Senior Special Assistant on Education to the Governor of Lagos State
- In office 2020–2023
- Governor: Babajide Sanwo-Olu

Personal details
- Born: 24 June 1977 (age 49) Elizabeth, New Jersey, U.S.
- Education: Fordham University; Syracuse University; University at Buffalo;
- Occupation: Educator, engineer, author
- Known for: STEM and STEAM education

= Adetola Ariyike Salau =

Nigerian author and politician (born 1977)

Adetola Ariyike Salau (born 24 June 1977) is a Nigerian-American educator, education policy specialist, and author. She has worked in education policy and STEM education in Nigeria and the United States.
Salau served as Senior Special Assistant on Education to the Governor of Lagos State, Babajide Sanwo-Olu, from 2020 to 2023, and as Special Adviser on Education, Policy Formulation, and Human Capital Development to the Governor of Kwara State, AbdulRahman AbdulRazaq, from 2023 to 2025. Currently serves as Special Adviser to the Honourable Minister of Education on STEMM (Science, Technology, Engineering, Mathematics, and Medical Sciences) and Corporate Sector Engagement.

== Early life and education ==
Adetola Ariyike Salau was born on 24 June 1977 in Elizabeth, New Jersey, USA. Her mother is Dr (Mrs) Oreoluwa A. Salau, a climatologist, environmentalist and the first female meteorologist in Nigeria. Her father is Prof. Ademola T. Salau, an environmentalist at the United Nations in New York and the former Vice-Chancellor of the University of Port Harcourt. She studied chemistry at Fordham University and later obtained master's degrees in chemical engineering and engineering management from Syracuse University.

Adetola subsequently earned a PhD in Curriculum, Instruction and the Science of Learning from the University at Buffalo, State University of New York. She also holds a mathematics educator licence in New York and has taught in schools and higher-education institutions in the United States, including in New York, California, South Carolina and North Carolina.

==Career==
===New York City ===
Adetola started her career as a mathematics public-school teacher in New York City and also taught in California, South Carolina, and North Carolina. She previously served as an adjunct lecturer at Fordham University before her appointment as Senior Special Assistant on Education to the Executive Governor of Lagos State in 2020.

===Lagos State===
In 2020, Adetola was appointed by Babajide Sanwo-Olu, the executive governor of Lagos State, as Senior Special Assistant on Education.
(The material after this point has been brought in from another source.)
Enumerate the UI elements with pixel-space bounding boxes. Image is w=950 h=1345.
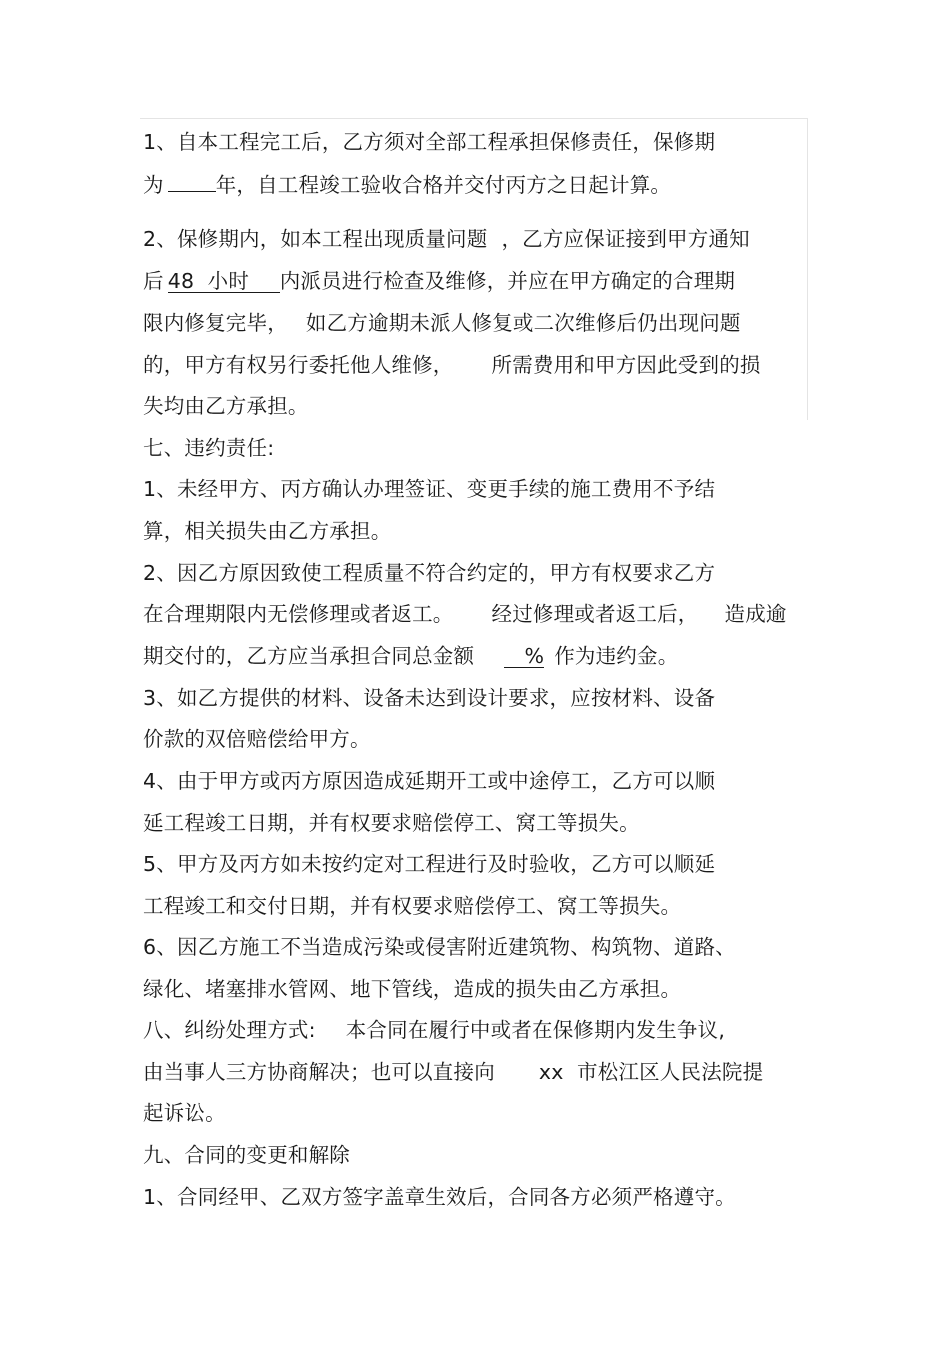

She served in the role until 2023, working on education policy, STEM and STEAM education, teacher development and education technology initiatives.

===Kwara State===
In November 2023, AbdulRahman AbdulRazaq, the executive governor of Kwara State, appointed Adetola as Special Adviser on Education, Policy Formulation and Human Capital Development. Her portfolio included education policy, STEM and STEAM programmes, digital learning and partnerships within the education sector.

===Federal Ministry of Education===
In July 2025, Maruf Tunji Alausa, the Federal Minister of Education, appointed Adetola as his pecial Adviser on STEMM Education and Corporate Sector Engagement. In the role, she advises the minister on STEMM education and supports engagement between the Federal Ministry of Education and the corporate sector.
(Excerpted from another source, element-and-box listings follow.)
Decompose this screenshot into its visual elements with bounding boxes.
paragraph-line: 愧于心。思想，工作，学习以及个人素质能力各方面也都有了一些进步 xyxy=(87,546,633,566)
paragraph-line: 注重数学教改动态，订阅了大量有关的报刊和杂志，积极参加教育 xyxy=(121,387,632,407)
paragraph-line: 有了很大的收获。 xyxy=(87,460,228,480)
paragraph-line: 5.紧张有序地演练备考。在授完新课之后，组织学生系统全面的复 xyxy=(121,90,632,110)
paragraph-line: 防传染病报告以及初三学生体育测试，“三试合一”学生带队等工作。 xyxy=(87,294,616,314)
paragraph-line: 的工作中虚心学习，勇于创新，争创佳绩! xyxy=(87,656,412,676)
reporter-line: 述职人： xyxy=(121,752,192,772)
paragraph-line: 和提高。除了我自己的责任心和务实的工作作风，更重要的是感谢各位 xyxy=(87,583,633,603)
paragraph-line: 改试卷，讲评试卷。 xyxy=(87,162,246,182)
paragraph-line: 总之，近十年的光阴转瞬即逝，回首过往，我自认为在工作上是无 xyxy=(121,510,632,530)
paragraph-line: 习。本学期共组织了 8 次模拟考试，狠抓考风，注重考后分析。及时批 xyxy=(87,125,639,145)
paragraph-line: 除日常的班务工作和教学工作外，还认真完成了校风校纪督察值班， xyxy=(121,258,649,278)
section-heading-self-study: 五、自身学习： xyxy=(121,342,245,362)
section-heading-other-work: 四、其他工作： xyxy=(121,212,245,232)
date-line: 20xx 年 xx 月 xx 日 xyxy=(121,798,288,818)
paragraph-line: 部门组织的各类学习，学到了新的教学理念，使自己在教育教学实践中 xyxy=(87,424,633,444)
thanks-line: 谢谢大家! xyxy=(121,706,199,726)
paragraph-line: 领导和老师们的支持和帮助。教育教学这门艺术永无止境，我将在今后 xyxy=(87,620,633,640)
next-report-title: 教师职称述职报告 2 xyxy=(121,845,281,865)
==Awards and recognition==
Salau has participated in several international education and innovation programmes, including the MIT Innovation and Entrepreneurship Bootcamp, the HP Cambridge Partnership for Education EdTech Fellowship and the MovingWorlds Institute. She has also received recognitions including the Ambassador of STEM Award and the Africa Award for Excellence.
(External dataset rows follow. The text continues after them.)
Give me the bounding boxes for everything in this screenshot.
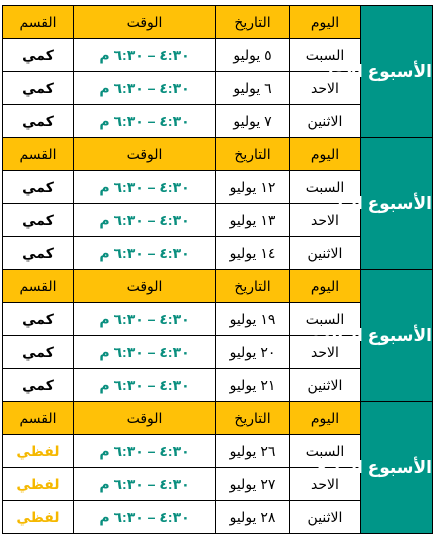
week-label: الأسبوع الثاني <box>361 138 433 270</box>
section-cell: كمي <box>3 105 74 138</box>
time-cell: ٤:٣٠ – ٦:٣٠ م <box>74 39 216 72</box>
time-cell: ٤:٣٠ – ٦:٣٠ م <box>74 72 216 105</box>
date-cell: ١٣ يوليو <box>216 204 290 237</box>
date-cell: ٢٧ يوليو <box>216 468 290 501</box>
time-cell: ٤:٣٠ – ٦:٣٠ م <box>74 435 216 468</box>
date-cell: ٢١ يوليو <box>216 369 290 402</box>
time-cell: ٤:٣٠ – ٦:٣٠ م <box>74 105 216 138</box>
day-cell: الاثنين <box>290 105 361 138</box>
day-cell: الاحد <box>290 468 361 501</box>
header-day: اليوم <box>290 6 361 39</box>
day-cell: الاحد <box>290 72 361 105</box>
header-row <box>3 6 433 39</box>
date-cell: ١٩ يوليو <box>216 303 290 336</box>
date-cell: ٢٠ يوليو <box>216 336 290 369</box>
day-cell: السبت <box>290 39 361 72</box>
time-cell: ٤:٣٠ – ٦:٣٠ م <box>74 171 216 204</box>
date-cell: ١٢ يوليو <box>216 171 290 204</box>
time-cell: ٤:٣٠ – ٦:٣٠ م <box>74 237 216 270</box>
section-cell: كمي <box>3 336 74 369</box>
time-cell: ٤:٣٠ – ٦:٣٠ م <box>74 468 216 501</box>
section-cell: كمي <box>3 39 74 72</box>
day-cell: الاثنين <box>290 501 361 534</box>
day-cell: الاثنين <box>290 237 361 270</box>
day-cell: السبت <box>290 171 361 204</box>
time-cell: ٤:٣٠ – ٦:٣٠ م <box>74 336 216 369</box>
header-section: القسم <box>3 138 74 171</box>
header-time: الوقت <box>74 6 216 39</box>
time-cell: ٤:٣٠ – ٦:٣٠ م <box>74 204 216 237</box>
header-time: الوقت <box>74 138 216 171</box>
header-day: اليوم <box>290 402 361 435</box>
header-date: التاريخ <box>216 6 290 39</box>
section-cell: كمي <box>3 237 74 270</box>
section-cell: لفظي <box>3 468 74 501</box>
date-cell: ٦ يوليو <box>216 72 290 105</box>
section-cell: كمي <box>3 204 74 237</box>
header-date: التاريخ <box>216 138 290 171</box>
date-cell: ١٤ يوليو <box>216 237 290 270</box>
header-time: الوقت <box>74 402 216 435</box>
header-row <box>3 402 433 435</box>
day-cell: الاحد <box>290 204 361 237</box>
header-section: القسم <box>3 6 74 39</box>
date-cell: ٧ يوليو <box>216 105 290 138</box>
header-section: القسم <box>3 402 74 435</box>
header-time: الوقت <box>74 270 216 303</box>
header-date: التاريخ <box>216 270 290 303</box>
week-label: الأسبوع الرابع <box>361 402 433 534</box>
header-row <box>3 270 433 303</box>
time-cell: ٤:٣٠ – ٦:٣٠ م <box>74 303 216 336</box>
time-cell: ٤:٣٠ – ٦:٣٠ م <box>74 501 216 534</box>
section-cell: كمي <box>3 303 74 336</box>
section-cell: كمي <box>3 369 74 402</box>
section-cell: لفظي <box>3 435 74 468</box>
day-cell: الاثنين <box>290 369 361 402</box>
day-cell: السبت <box>290 435 361 468</box>
section-cell: لفظي <box>3 501 74 534</box>
header-day: اليوم <box>290 270 361 303</box>
header-row <box>3 138 433 171</box>
section-cell: كمي <box>3 171 74 204</box>
schedule-table <box>2 5 433 534</box>
section-cell: كمي <box>3 72 74 105</box>
schedule-container <box>2 5 432 534</box>
header-day: اليوم <box>290 138 361 171</box>
date-cell: ٥ يوليو <box>216 39 290 72</box>
header-section: القسم <box>3 270 74 303</box>
header-date: التاريخ <box>216 402 290 435</box>
date-cell: ٢٦ يوليو <box>216 435 290 468</box>
week-label: الأسبوع الأول <box>361 6 433 138</box>
time-cell: ٤:٣٠ – ٦:٣٠ م <box>74 369 216 402</box>
date-cell: ٢٨ يوليو <box>216 501 290 534</box>
day-cell: الاحد <box>290 336 361 369</box>
week-label: الأسبوع الثالث <box>361 270 433 402</box>
day-cell: السبت <box>290 303 361 336</box>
==Foundation and initiatives==
In 2015, Adetola founded Carisma4U Educational Foundation, an organisation focused on STEM education, teacher development and educational innovation. The organisation subsequently developed into ELIA Africa, which works in education, leadership, innovation and related capacity-development programmes.

==Author==
Adetola has authored educational books and resources on STEM and education, including STEM Is Key, STEM Activities in Algebra, Geometry & Personal Finance. In 2025, she published Bridging Two Worlds and Reimagining African Education, which examine her professional journey and approaches to education reform in Africa.